2. AI creates data that has value beyond the vehicle. Driving behaviour data, environmental sensing, maintenance prediction — these data streams are valuable to insurers, fleet operators, city planners, and energy providers. The monetisation model shifts from "consumer pays for a feature" to "data creates value in adjacent ecosystems." This was not possible with services or apps.
3. The cost structure demands discipline that previous waves lacked.

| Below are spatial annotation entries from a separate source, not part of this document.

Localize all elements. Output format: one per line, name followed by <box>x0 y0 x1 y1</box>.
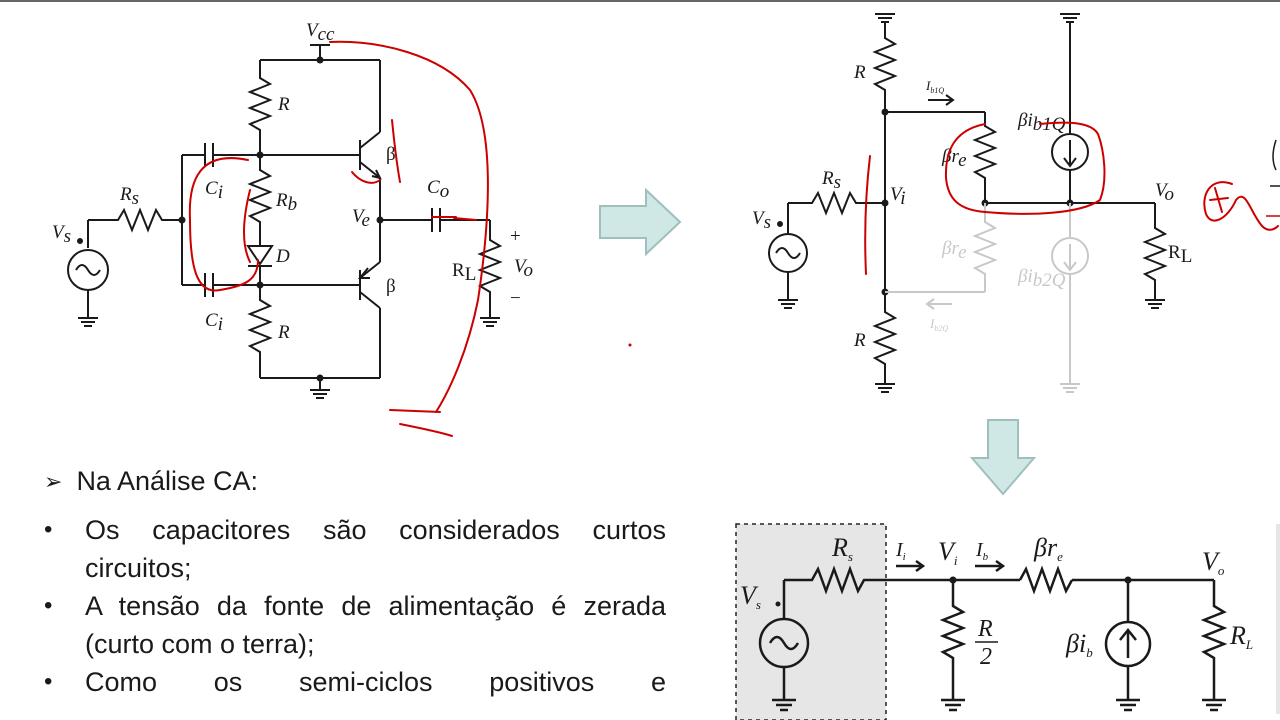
c2-vo-label: Vo <box>1155 180 1174 205</box>
down-arrow-icon <box>969 419 1037 496</box>
r-top-label: R <box>277 94 290 115</box>
diode-label: D <box>275 246 290 267</box>
offscreen-right-edge <box>1266 139 1280 217</box>
c3-r-half-denominator: 2 <box>980 644 992 670</box>
beta-bottom-label: β <box>386 276 396 297</box>
c3-rs-label: Rs <box>831 533 853 564</box>
circuit-1-labels: Vcc R Rb D R Ci Ci Rs Vs Ve Co RL Vo + −… <box>52 20 533 343</box>
handwritten-annotations-2 <box>864 121 1279 275</box>
ci-top-label: Ci <box>205 178 223 203</box>
c3-beta-re-label: βre <box>1033 533 1063 564</box>
handwritten-annotations-1 <box>188 40 489 437</box>
vcc-label: Vcc <box>306 20 335 45</box>
ci-bottom-label: Ci <box>205 310 223 335</box>
ib1q-label: Ib1Q <box>925 78 944 95</box>
c2-rs-label: Rs <box>821 168 841 193</box>
beta-re-top-label: βre <box>941 146 967 171</box>
c2-vi-label: Vi <box>890 184 905 209</box>
circuit-2-ac-equivalent <box>768 13 1168 393</box>
source-shaded-box <box>735 523 887 720</box>
vo-label: Vo <box>514 256 533 281</box>
beta-top-label: β <box>386 144 396 165</box>
slide-text-block: ➢ Na Análise CA: Os capacitores são cons… <box>44 466 666 701</box>
c3-r-half-numerator: R <box>977 616 993 642</box>
c3-ib-label: Ib <box>975 539 989 563</box>
circuit-2-faded-branch <box>885 203 1089 393</box>
circuit-2-labels: R R Ib1Q Ib2Q βre βre βib1Q βib2Q Rs Vi … <box>752 62 1192 351</box>
c3-vo-label: Vo <box>1202 547 1225 578</box>
c2-r-bottom-label: R <box>853 330 866 351</box>
bullet-item: A tensão da fonte de alimentação é zerad… <box>44 587 666 663</box>
circuit-3-labels: Rs Ii Vi Ib βre Vo Vs R 2 βib RL <box>740 533 1253 670</box>
rl-label: RL <box>452 260 476 285</box>
c2-r-top-label: R <box>853 62 866 83</box>
c2-rl-label: RL <box>1168 242 1192 267</box>
bullet-item: Os capacitores são considerados curtos c… <box>44 511 666 587</box>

Paradoxically, the fact that AI is expensive (perpetual OpEx, usage-based cloud costs) may be what forces the industry to finally build the measurement and accountability infrastructure that was missing in previous waves. You cannot afford to run Zombie features when every interaction costs money. This economic pressure is a forcing function for the kind of rigorous feature P&L management we advocated in the webinar.
That said, SBD's honest assessment is that success is not guaranteed. The OEMs who will succeed are the ones who learn from the failures of the service and app eras: don't try to replicate the phone, don't assume consumers will pay subscriptions for convenience, and build measurement into the product from day one. The framework we presented — Feature Lifecycle Margin, the Hero/Zombie classification, the Triangulation Model — exists precisely because we share your concern that without disciplined execution, this wave could fail too.